Essa greve histórica teve um papel fundamental, pois aumentou a moral dos entregadores, fortaleceu o espírito de união e, especialmente, revelou para a sociedade a brutalidade com que essas empresas moderninhas tratam os trabalhadores em pleno século XXI. Mas essas empresas estão também provando do próprio veneno tecnológico: há uma corrente de dezenas de milhares pessoas negativando ou dando nota baixa, no próprio portal dos APPs, a esse comportamento medieval dos patrões e deixando duras mensagens contrárias às péssimas condições de trabalho, além do fato de que a campanha para que a sociedade não realizasse pedido durante a greve deve ter dado um enorme prejuízo a essas firmas. A imagem de tais empresas sai bastante arranhada desse episódio.

Vale lembrar ainda um fato importante desse processo: se as empresas têm força para impor um trabalho tão precário aos entregadores, a sociedade agora ganhou força para exercer uma solidariedade ativa com os trabalhadores, tanto no que se refere aos protestos digitais, quanto ter a possibilidade de escolher quem mais respeitar os direitos da categoria, podendo impor prejuízos aos cofres dos patrões. Ou seja, ampliou-se o leque da luta, pois agora os trabalhadores têm a possibilidade de ganhar uma solidariedade objetiva para a sua luta.

Outro dado importante dessa paralisação de novo tipo é o fato de que, por ser uma categoria nova, o movimento foi espontâneo, fruto da revolta contra as más condições de trabalho e remuneração.

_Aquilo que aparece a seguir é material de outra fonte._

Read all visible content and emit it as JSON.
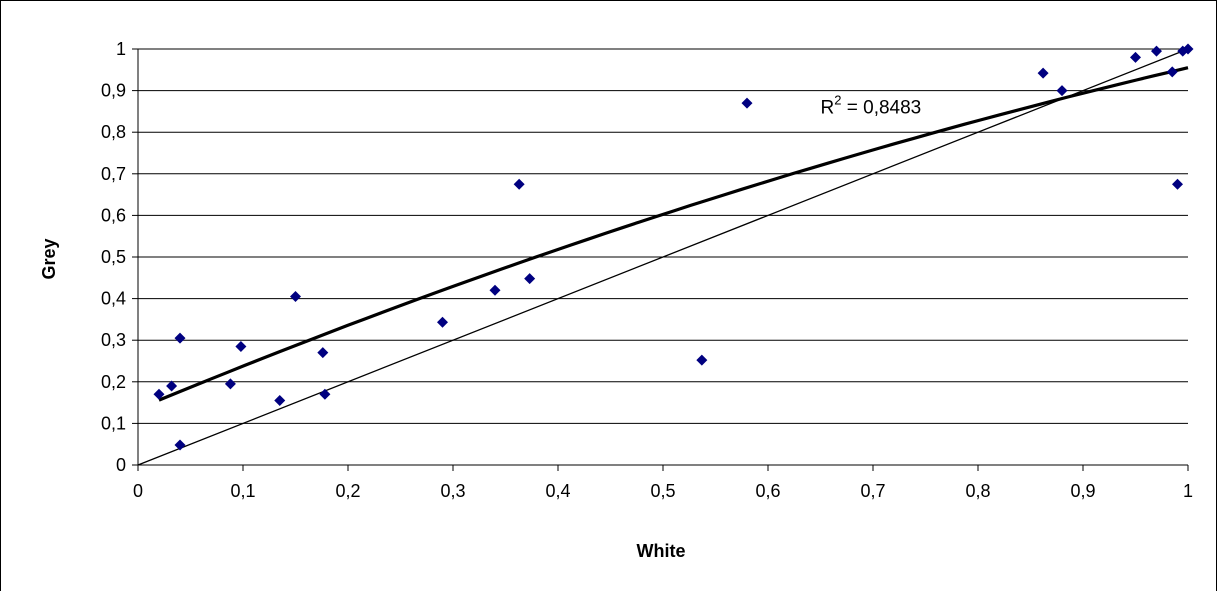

Mas a luta forja novas lideranças, unifica reivindicações, coloca em movimento a classe. Tanto que agora os entregadores já estão discutindo fórmulas para se organizar melhor, tanto num Fórum, onde debaterão os principais problemas da categoria e as pautas de reivindicações, quanto em outras formas de organização, como grandes cooperativas ou sindicatos nacionais. Afinal, os entregadores de aplicativos despertaram para a luta!

A Unidade Classista, a União da Juventude Comunista e os Coletivos Feminista Classista Ana Montenegro, Minervino de Oliveira e LGBT Comunista estiveram presentes em pontos de concentração dos entregadores em várias capitais e cidades do Brasil, prestando sua solidariedade ativa. O canal no youtube do Jornal Poder Popular fez transmissão ao vivo das manifestações, com repórteres em várias capitais, além de comentaristas analisando o significado dessa greve histórica.